For simplification, unless otherwise stated, it can be assumed that all components are delegating focus.

For simplification, subsequent usage of the term "focusable" will refer to whether or not an element is programmatically focusable (i.e., whether or not an element can receive focus when its focus method is invoked or it has the autofocus attribute).

focusable = programmatically-focusable = click-focusable ∪ sequentially-focusable

Focusable elements

The set of sequentially focusable elements is currently defined by this monster selector. This has been sufficient for our needs so far but should be reviewed and improved [2]. We should go through the exercise of checking it against the results of focusable elements listed on this test page.

The set of click focusable and programmatic focusable elements is a superset of the set of sequentially focusable elements, and should include all elements with tabindex values of -1.

Programmatic focus

In the case of programmatic focus on a custom element, if the custom element is a shadow-including ancestor of the currently focused element, then we don't do anything and the focused element should remain focused. Otherwise, the specification states that the first programmatically focusable element should receive focus. Since there is no DOM API that identifies such an element for us, we can instead:

  1. Invoke the focus method on the first element in our set of focusable elements, where the set of focusable elements is the union of the set of sequentially focusable elements and the set of elements with a negative tabindex content attribute value.
  2. Verify that the element received focus via activeElement.
  3. If the element did not recieve focus then keep invoking the focus method on subsequent elements until we verify that focus was transferred.

The verification step is useful as a workaround for implementation bugs around elements that should be focusable but aren't (e.g., in Safari, area with no href is click focusable and sequentially focusable but not programmatically focusable) and is worth adding since it's simple and cheap.

Note that if a custom element without tabindex has no focusable elements in its shadow, then invoking the focus method should result in a NOOP.

Click focus

In the case of click focusability, we can pretty much let the browser do its thing. The only case we need to handle is the one where the user directly clicks on the host element itself. When this happens, the specification says that the first click focusable element should receive focus. Since there is no DOM API that tells us what is click focusable, the next best thing would be to fall back to invoking the focus method on the host element.

Sequential focus

In practice, sequential focus is the class of focusability for which behavior varies the most between user agents. For example, macOS users are able to customize the ability to skip certain focusable elements via a combination of system settings and browser settings.

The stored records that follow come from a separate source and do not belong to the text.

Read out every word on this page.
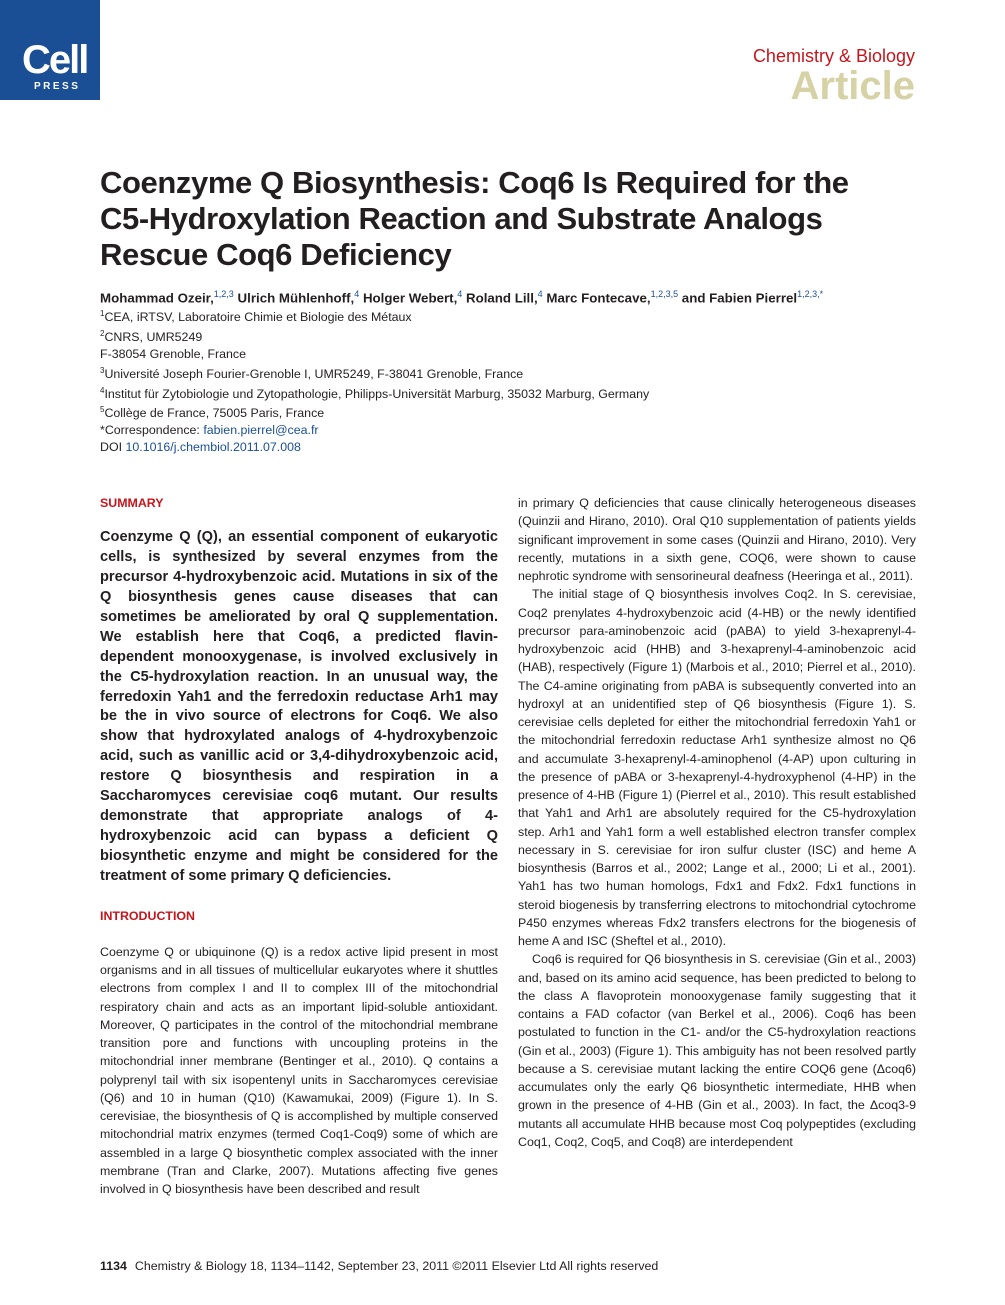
Cell
PRESS
Chemistry & Biology
Article
Coenzyme Q Biosynthesis: Coq6 Is Required for the C5-Hydroxylation Reaction and Substrate Analogs Rescue Coq6 Deficiency
Mohammad Ozeir,$^{1,2,3}$ Ulrich Mühlenhoff,$^4$ Holger Webert,$^4$ Roland Lill,$^4$ Marc Fontecave,$^{1,2,3,5}$ and Fabien Pierrel$^{1,2,3,*}$
$^1$CEA, iRTSV, Laboratoire Chimie et Biologie des Métaux
$^2$CNRS, UMR5249
F-38054 Grenoble, France
$^3$Université Joseph Fourier-Grenoble I, UMR5249, F-38041 Grenoble, France
$^4$Institut für Zytobiologie und Zytopathologie, Philipps-Universität Marburg, 35032 Marburg, Germany
$^5$Collège de France, 75005 Paris, France
*Correspondence: fabien.pierrel@cea.fr
DOI 10.1016/j.chembiol.2011.07.008
SUMMARY

Coenzyme Q (Q), an essential component of eukaryotic cells, is synthesized by several enzymes from the precursor 4-hydroxybenzoic acid. Mutations in six of the Q biosynthesis genes cause diseases that can sometimes be ameliorated by oral Q supplementation. We establish here that Coq6, a predicted flavin-dependent monooxygenase, is involved exclusively in the C5-hydroxylation reaction. In an unusual way, the ferredoxin Yah1 and the ferredoxin reductase Arh1 may be the in vivo source of electrons for Coq6. We also show that hydroxylated analogs of 4-hydroxybenzoic acid, such as vanillic acid or 3,4-dihydroxybenzoic acid, restore Q biosynthesis and respiration in a Saccharomyces cerevisiae coq6 mutant. Our results demonstrate that appropriate analogs of 4-hydroxybenzoic acid can bypass a deficient Q biosynthetic enzyme and might be considered for the treatment of some primary Q deficiencies.

INTRODUCTION

Coenzyme Q or ubiquinone (Q) is a redox active lipid present in most organisms and in all tissues of multicellular eukaryotes where it shuttles electrons from complex I and II to complex III of the mitochondrial respiratory chain and acts as an important lipid-soluble antioxidant. Moreover, Q participates in the control of the mitochondrial membrane transition pore and functions with uncoupling proteins in the mitochondrial inner membrane (Bentinger et al., 2010). Q contains a polyprenyl tail with six isopentenyl units in Saccharomyces cerevisiae (Q6) and 10 in human (Q10) (Kawamukai, 2009) (Figure 1). In S. cerevisiae, the biosynthesis of Q is accomplished by multiple conserved mitochondrial matrix enzymes (termed Coq1-Coq9) some of which are assembled in a large Q biosynthetic complex associated with the inner membrane (Tran and Clarke, 2007). Mutations affecting five genes involved in Q biosynthesis have been described and result

in primary Q deficiencies that cause clinically heterogeneous diseases (Quinzii and Hirano, 2010). Oral Q10 supplementation of patients yields significant improvement in some cases (Quinzii and Hirano, 2010). Very recently, mutations in a sixth gene, COQ6, were shown to cause nephrotic syndrome with sensorineural deafness (Heeringa et al., 2011).

The initial stage of Q biosynthesis involves Coq2. In S. cerevisiae, Coq2 prenylates 4-hydroxybenzoic acid (4-HB) or the newly identified precursor para-aminobenzoic acid (pABA) to yield 3-hexaprenyl-4-hydroxybenzoic acid (HHB) and 3-hexaprenyl-4-aminobenzoic acid (HAB), respectively (Figure 1) (Marbois et al., 2010; Pierrel et al., 2010). The C4-amine originating from pABA is subsequently converted into an hydroxyl at an unidentified step of Q6 biosynthesis (Figure 1). S. cerevisiae cells depleted for either the mitochondrial ferredoxin Yah1 or the mitochondrial ferredoxin reductase Arh1 synthesize almost no Q6 and accumulate 3-hexaprenyl-4-aminophenol (4-AP) upon culturing in the presence of pABA or 3-hexaprenyl-4-hydroxyphenol (4-HP) in the presence of 4-HB (Figure 1) (Pierrel et al., 2010). This result established that Yah1 and Arh1 are absolutely required for the C5-hydroxylation step. Arh1 and Yah1 form a well established electron transfer complex necessary in S. cerevisiae for iron sulfur cluster (ISC) and heme A biosynthesis (Barros et al., 2002; Lange et al., 2000; Li et al., 2001). Yah1 has two human homologs, Fdx1 and Fdx2. Fdx1 functions in steroid biogenesis by transferring electrons to mitochondrial cytochrome P450 enzymes whereas Fdx2 transfers electrons for the biogenesis of heme A and ISC (Sheftel et al., 2010).

Coq6 is required for Q6 biosynthesis in S. cerevisiae (Gin et al., 2003) and, based on its amino acid sequence, has been predicted to belong to the class A flavoprotein monooxygenase family suggesting that it contains a FAD cofactor (van Berkel et al., 2006). Coq6 has been postulated to function in the C1- and/or the C5-hydroxylation reactions (Gin et al., 2003) (Figure 1). This ambiguity has not been resolved partly because a S. cerevisiae mutant lacking the entire COQ6 gene (Δcoq6) accumulates only the early Q6 biosynthetic intermediate, HHB when grown in the presence of 4-HB (Gin et al., 2003). In fact, the Δcoq3-9 mutants all accumulate HHB because most Coq polypeptides (excluding Coq1, Coq2, Coq5, and Coq8) are interdependent

1134 Chemistry & Biology 18, 1134–1142, September 23, 2011 ©2011 Elsevier Ltd All rights reserved
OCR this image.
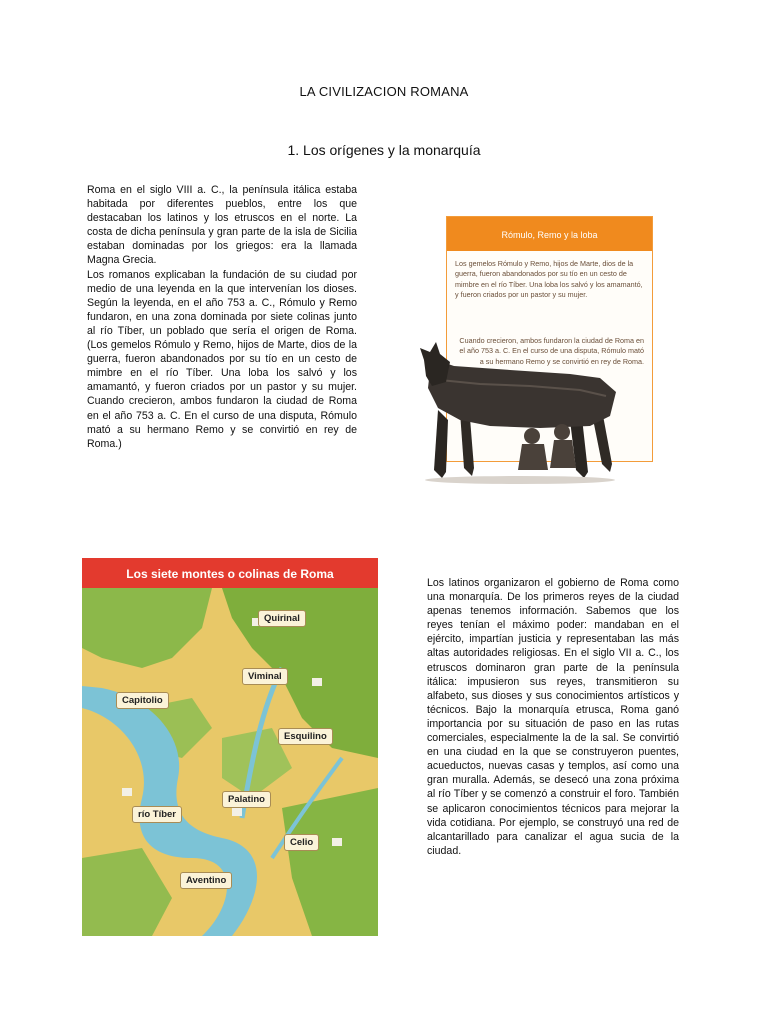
LA CIVILIZACION ROMANA
1. Los orígenes y la monarquía
Roma en el siglo VIII a. C., la península itálica estaba habitada por diferentes pueblos, entre los que destacaban los latinos y los etruscos en el norte. La costa de dicha península y gran parte de la isla de Sicilia estaban dominadas por los griegos: era la llamada Magna Grecia.
Los romanos explicaban la fundación de su ciudad por medio de una leyenda en la que intervenían los dioses. Según la leyenda, en el año 753 a. C., Rómulo y Remo fundaron, en una zona dominada por siete colinas junto al río Tíber, un poblado que sería el origen de Roma. (Los gemelos Rómulo y Remo, hijos de Marte, dios de la guerra, fueron abandonados por su tío en un cesto de mimbre en el río Tíber. Una loba los salvó y los amamantó, y fueron criados por un pastor y su mujer. Cuando crecieron, ambos fundaron la ciudad de Roma en el año 753 a. C. En el curso de una disputa, Rómulo mató a su hermano Remo y se convirtió en rey de Roma.)
Rómulo, Remo y la loba

Los gemelos Rómulo y Remo, hijos de Marte, dios de la guerra, fueron abandonados por su tío en un cesto de mimbre en el río Tíber. Una loba los salvó y los amamantó, y fueron criados por un pastor y su mujer.

Cuando crecieron, ambos fundaron la ciudad de Roma en el año 753 a. C. En el curso de una disputa, Rómulo mató a su hermano Remo y se convirtió en rey de Roma.
Los siete montes o colinas de Roma
Quirinal
Viminal
Capitolio
Esquilino
Palatino
río Tíber
Celio
Aventino
Los latinos organizaron el gobierno de Roma como una monarquía. De los primeros reyes de la ciudad apenas tenemos información. Sabemos que los reyes tenían el máximo poder: mandaban en el ejército, impartían justicia y representaban las más altas autoridades religiosas. En el siglo VII a. C., los etruscos dominaron gran parte de la península itálica: impusieron sus reyes, transmitieron su alfabeto, sus dioses y sus conocimientos artísticos y técnicos. Bajo la monarquía etrusca, Roma ganó importancia por su situación de paso en las rutas comerciales, especialmente la de la sal. Se convirtió en una ciudad en la que se construyeron puentes, acueductos, nuevas casas y templos, así como una gran muralla. Además, se desecó una zona próxima al río Tíber y se comenzó a construir el foro. También se aplicaron conocimientos técnicos para mejorar la vida cotidiana. Por ejemplo, se construyó una red de alcantarillado para canalizar el agua sucia de la ciudad.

In this proposal, we choose to ignore such settings in order to implement a sequential focus polyfill for LWC components which delegate focus. Non-Safari browsers on macOS also do this so there is precedence. Our existing implementation already does this (delegates focus RFC) but it is worth reviewing our coverage of focusable elements since we will be relying on that for all three classifications of focus.

Drawbacks

The biggest drawback to this approach is the difference in the focus behavior when comparing synthetic and native Shadow DOM. For example, in LWC's synthetic shadow, a Safari user would have to tab through all focusable areas of a component regardless of whether they configured their system to skip certain elements. In native shadow, the same user with the same system configuration would be tabbing through a smaller set of focusable areas.

Alternatives

No alternatives have been considered. This proposal is simply an attempt to better align the framework with specifications.

Adoption strategy

Existing LWC components that have already implemented a focus method can optionally remove their implementation in favor of the one provided by the framework. Keeping the existing implementation in place will not break existing functionality. Our recommendation that users implement their own focus method until the specs around this area became well-defined, has paid off!

How we teach this

There is nothing unique to LWC that we need to teach. Developers can reference the WHATWG interaction specification to learn how focus works.

Unresolved questions

[1]: Safari will actually remove focus from a focused button if you click it.

[2]: The existing [href] selector is too broad and will pick up non-focusable elements such as base and link elements.